Overexpression of all the studied Oct-1 isoforms impairs transcription of a number of positive and negative regulators of apoptosis that cumulatively leads to a moderate increase of apoptosis level in the Namalwa Burkitt's lymphoma cells. Nevertheless, Namalwa cells with a high Oct-1 level actively proliferate, since their proliferative rate is even higher than the rate of the programmed cell death. One example of a powerful oncogene which accelerates cell divisions and increases the level of apoptosis is c-Myc (53). On the other hand, in the primary human fibroblasts grown at high density, the level of apoptosis is decreased under Oct-1 overexpression, while at a low density of the seeded cells, it is not affected. Taken together, these results suggest that Oct-1 is not a strong activator of apoptosis but mainly could be a switch factor which shifts apoptosis level depending on the cell type and the growth conditions.

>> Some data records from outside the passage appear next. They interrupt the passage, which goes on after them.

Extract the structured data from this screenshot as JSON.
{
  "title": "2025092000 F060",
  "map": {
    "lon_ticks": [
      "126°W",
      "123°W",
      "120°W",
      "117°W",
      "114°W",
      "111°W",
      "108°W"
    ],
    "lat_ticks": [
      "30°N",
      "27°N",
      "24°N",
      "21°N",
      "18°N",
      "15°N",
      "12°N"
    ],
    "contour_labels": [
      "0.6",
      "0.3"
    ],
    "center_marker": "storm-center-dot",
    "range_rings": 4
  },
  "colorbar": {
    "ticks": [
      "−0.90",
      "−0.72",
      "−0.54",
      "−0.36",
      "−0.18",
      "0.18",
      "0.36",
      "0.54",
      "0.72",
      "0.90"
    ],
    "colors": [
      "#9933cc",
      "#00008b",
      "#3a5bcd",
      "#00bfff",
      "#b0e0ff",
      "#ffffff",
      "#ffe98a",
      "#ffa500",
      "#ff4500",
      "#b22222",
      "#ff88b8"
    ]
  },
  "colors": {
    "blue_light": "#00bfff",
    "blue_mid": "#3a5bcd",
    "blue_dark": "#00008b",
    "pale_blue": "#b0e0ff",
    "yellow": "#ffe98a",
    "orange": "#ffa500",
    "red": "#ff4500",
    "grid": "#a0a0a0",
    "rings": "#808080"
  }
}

We have also demonstrated that a high level of Oct-1 potentiates the pro-apoptotic effect of camptothecin on the Namalwa cells. If this effect could be observed in different tumor cells, a high level of Oct-1 in tumors may have a prognostic significance for effectiveness of treatment with camptothecin analogs.

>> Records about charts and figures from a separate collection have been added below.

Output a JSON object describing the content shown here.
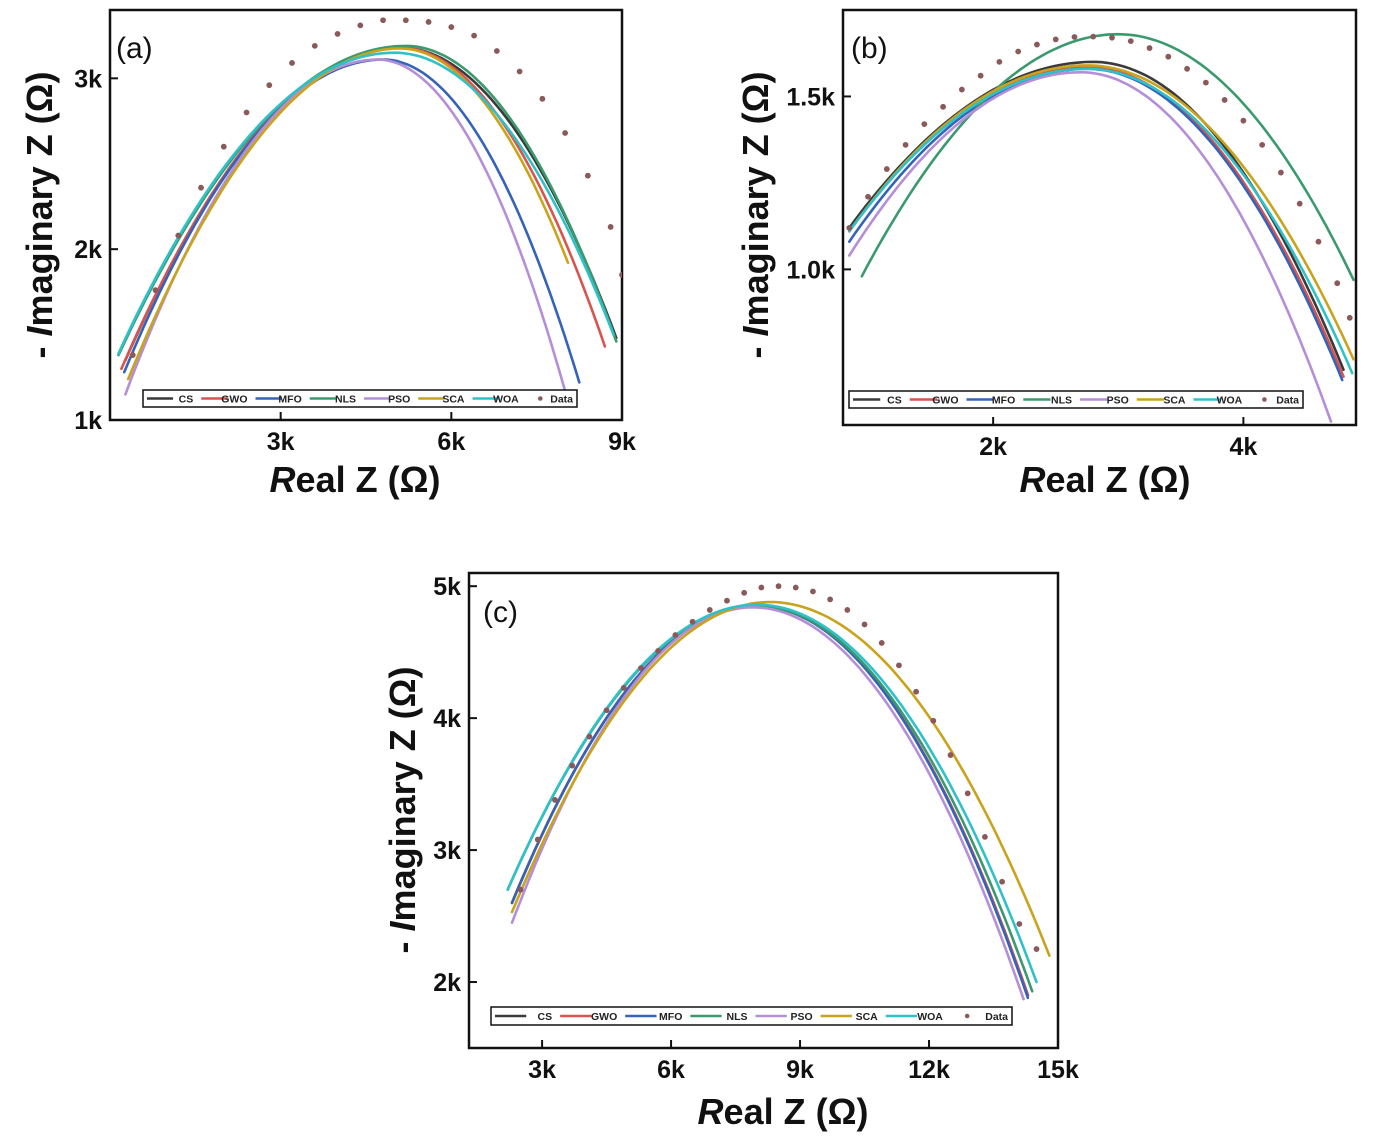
{
  "figure": {
    "panel_labels": [
      "(a)",
      "(b)",
      "(c)"
    ],
    "axis_units": "(Ω)"
  },
  "legend": {
    "entries": [
      {
        "name": "CS",
        "color": "#3a3a3a"
      },
      {
        "name": "GWO",
        "color": "#d9534f"
      },
      {
        "name": "MFO",
        "color": "#3563b8"
      },
      {
        "name": "NLS",
        "color": "#3a9a6e"
      },
      {
        "name": "PSO",
        "color": "#b48fd8"
      },
      {
        "name": "SCA",
        "color": "#c9a31c"
      },
      {
        "name": "WOA",
        "color": "#2fc1c8"
      },
      {
        "name": "Data",
        "color": "#8a5a5a"
      }
    ]
  },
  "chart_data": [
    {
      "panel": "(a)",
      "type": "line",
      "xlabel_italic": "R",
      "xlabel_rest": "eal Z (Ω)",
      "ylabel_prefix": "- ",
      "ylabel_italic": "I",
      "ylabel_rest": "maginary Z (Ω)",
      "xlim": [
        0,
        9000
      ],
      "ylim": [
        1000,
        3400
      ],
      "xticks": [
        3000,
        6000,
        9000
      ],
      "xtick_labels": [
        "3k",
        "6k",
        "9k"
      ],
      "yticks": [
        1000,
        2000,
        3000
      ],
      "ytick_labels": [
        "1k",
        "2k",
        "3k"
      ],
      "series": [
        {
          "name": "CS",
          "peak_x": 5100,
          "peak_y": 3180,
          "left": [
            270,
            1350
          ],
          "right": [
            8900,
            1480
          ]
        },
        {
          "name": "GWO",
          "peak_x": 5100,
          "peak_y": 3180,
          "left": [
            200,
            1300
          ],
          "right": [
            8700,
            1430
          ]
        },
        {
          "name": "MFO",
          "peak_x": 4800,
          "peak_y": 3110,
          "left": [
            250,
            1280
          ],
          "right": [
            8250,
            1220
          ]
        },
        {
          "name": "NLS",
          "peak_x": 5200,
          "peak_y": 3190,
          "left": [
            150,
            1380
          ],
          "right": [
            8900,
            1460
          ]
        },
        {
          "name": "PSO",
          "peak_x": 4700,
          "peak_y": 3110,
          "left": [
            270,
            1150
          ],
          "right": [
            8000,
            1170
          ]
        },
        {
          "name": "SCA",
          "peak_x": 5100,
          "peak_y": 3175,
          "left": [
            320,
            1240
          ],
          "right": [
            8050,
            1920
          ]
        },
        {
          "name": "WOA",
          "peak_x": 5000,
          "peak_y": 3150,
          "left": [
            150,
            1390
          ],
          "right": [
            8850,
            1500
          ]
        },
        {
          "name": "Data",
          "type": "scatter",
          "x": [
            400,
            800,
            1200,
            1600,
            2000,
            2400,
            2800,
            3200,
            3600,
            4000,
            4400,
            4800,
            5200,
            5600,
            6000,
            6400,
            6800,
            7200,
            7600,
            8000,
            8400,
            8800,
            9000
          ],
          "y": [
            1380,
            1760,
            2080,
            2360,
            2600,
            2800,
            2960,
            3090,
            3190,
            3260,
            3310,
            3340,
            3340,
            3330,
            3300,
            3250,
            3160,
            3040,
            2880,
            2680,
            2430,
            2130,
            1850
          ]
        }
      ]
    },
    {
      "panel": "(b)",
      "type": "line",
      "xlabel_italic": "R",
      "xlabel_rest": "eal Z (Ω)",
      "ylabel_prefix": "- ",
      "ylabel_italic": "I",
      "ylabel_rest": "maginary Z (Ω)",
      "xlim": [
        800,
        4900
      ],
      "ylim": [
        550,
        1750
      ],
      "xticks": [
        2000,
        4000
      ],
      "xtick_labels": [
        "2k",
        "4k"
      ],
      "yticks": [
        1000,
        1500
      ],
      "ytick_labels": [
        "1.0k",
        "1.5k"
      ],
      "series": [
        {
          "name": "CS",
          "peak_x": 2800,
          "peak_y": 1600,
          "left": [
            850,
            1120
          ],
          "right": [
            4800,
            710
          ]
        },
        {
          "name": "GWO",
          "peak_x": 2750,
          "peak_y": 1585,
          "left": [
            850,
            1110
          ],
          "right": [
            4800,
            690
          ]
        },
        {
          "name": "MFO",
          "peak_x": 2750,
          "peak_y": 1580,
          "left": [
            850,
            1080
          ],
          "right": [
            4790,
            680
          ]
        },
        {
          "name": "NLS",
          "peak_x": 3000,
          "peak_y": 1680,
          "left": [
            950,
            980
          ],
          "right": [
            4880,
            970
          ]
        },
        {
          "name": "PSO",
          "peak_x": 2700,
          "peak_y": 1570,
          "left": [
            850,
            1040
          ],
          "right": [
            4700,
            560
          ]
        },
        {
          "name": "SCA",
          "peak_x": 2750,
          "peak_y": 1590,
          "left": [
            850,
            1110
          ],
          "right": [
            4880,
            740
          ]
        },
        {
          "name": "WOA",
          "peak_x": 2750,
          "peak_y": 1580,
          "left": [
            850,
            1110
          ],
          "right": [
            4870,
            700
          ]
        },
        {
          "name": "Data",
          "type": "scatter",
          "x": [
            850,
            1000,
            1150,
            1300,
            1450,
            1600,
            1750,
            1900,
            2050,
            2200,
            2350,
            2500,
            2650,
            2800,
            2950,
            3100,
            3250,
            3400,
            3550,
            3700,
            3850,
            4000,
            4150,
            4300,
            4450,
            4600,
            4750,
            4850
          ],
          "y": [
            1120,
            1210,
            1290,
            1360,
            1420,
            1470,
            1520,
            1560,
            1600,
            1630,
            1650,
            1665,
            1672,
            1673,
            1670,
            1660,
            1640,
            1615,
            1580,
            1540,
            1490,
            1430,
            1360,
            1280,
            1190,
            1080,
            960,
            860
          ]
        }
      ]
    },
    {
      "panel": "(c)",
      "type": "line",
      "xlabel_italic": "R",
      "xlabel_rest": "eal Z (Ω)",
      "ylabel_prefix": "- ",
      "ylabel_italic": "I",
      "ylabel_rest": "maginary Z (Ω)",
      "xlim": [
        1300,
        15000
      ],
      "ylim": [
        1500,
        5100
      ],
      "xticks": [
        3000,
        6000,
        9000,
        12000,
        15000
      ],
      "xtick_labels": [
        "3k",
        "6k",
        "9k",
        "12k",
        "15k"
      ],
      "yticks": [
        2000,
        3000,
        4000,
        5000
      ],
      "ytick_labels": [
        "2k",
        "3k",
        "4k",
        "5k"
      ],
      "series": [
        {
          "name": "CS",
          "peak_x": 8000,
          "peak_y": 4850,
          "left": [
            2300,
            2600
          ],
          "right": [
            14300,
            1900
          ]
        },
        {
          "name": "GWO",
          "peak_x": 8000,
          "peak_y": 4850,
          "left": [
            2300,
            2600
          ],
          "right": [
            14300,
            1900
          ]
        },
        {
          "name": "MFO",
          "peak_x": 8000,
          "peak_y": 4850,
          "left": [
            2300,
            2600
          ],
          "right": [
            14300,
            1880
          ]
        },
        {
          "name": "NLS",
          "peak_x": 8000,
          "peak_y": 4850,
          "left": [
            2200,
            2700
          ],
          "right": [
            14400,
            1930
          ]
        },
        {
          "name": "PSO",
          "peak_x": 7900,
          "peak_y": 4840,
          "left": [
            2300,
            2450
          ],
          "right": [
            14200,
            1870
          ]
        },
        {
          "name": "SCA",
          "peak_x": 8300,
          "peak_y": 4880,
          "left": [
            2300,
            2530
          ],
          "right": [
            14800,
            2200
          ]
        },
        {
          "name": "WOA",
          "peak_x": 8000,
          "peak_y": 4860,
          "left": [
            2200,
            2700
          ],
          "right": [
            14500,
            2000
          ]
        },
        {
          "name": "Data",
          "type": "scatter",
          "x": [
            2500,
            2900,
            3300,
            3700,
            4100,
            4500,
            4900,
            5300,
            5700,
            6100,
            6500,
            6900,
            7300,
            7700,
            8100,
            8500,
            8900,
            9300,
            9700,
            10100,
            10500,
            10900,
            11300,
            11700,
            12100,
            12500,
            12900,
            13300,
            13700,
            14100,
            14500
          ],
          "y": [
            2700,
            3080,
            3380,
            3640,
            3860,
            4060,
            4230,
            4380,
            4510,
            4630,
            4730,
            4820,
            4890,
            4950,
            4990,
            5000,
            4990,
            4960,
            4900,
            4820,
            4710,
            4570,
            4400,
            4200,
            3980,
            3720,
            3430,
            3100,
            2760,
            2440,
            2250
          ]
        }
      ]
    }
  ]
}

The processes controlled by Oct-1 including the rate of cellular divisions, apoptosis, and the functional connections between different cells uncovered in this study are important at the embryonic stage of development. Indeed, the Oct-1 null mice die during early embryogenesis (54) and Oct-1 was shown to play an important role in various developmental processes (54–56). In Xenopus Oct-1 is involved in the specification and differentiation of neural cells (35,57). A high level of Oct-1 in stem cells and at the early embryonic stages is found in mice (35). In Xenopus during embryonic development, Oct-1 is expressed in cells that undergo massive proliferation while the differentiation and loss of pluripotency is accompanied by a decline in Oct-1 expression (35,57). Evidently, the increase of Oct-1 level in adult cells diminishes their differentiation level and potentiates pluripotency. These functions of Oct-1 at embryonic stage could be connected to its tumorigenic role.

The capacity of Oct-1 to regulate a wide range of functionally distinct genes and processes is based on its ability to bind to distinct DNA sites (5–10), to interact with various transcription factors (14,19,58–61) and to undergo multiple post translational modifications (41,62,63). Our study demonstrates that the existence of Oct-1 isoforms which vary in length and sequence at the N-terminus of the protein, also contributes in surprising diversity of Oct-1 functions in transcription regulation.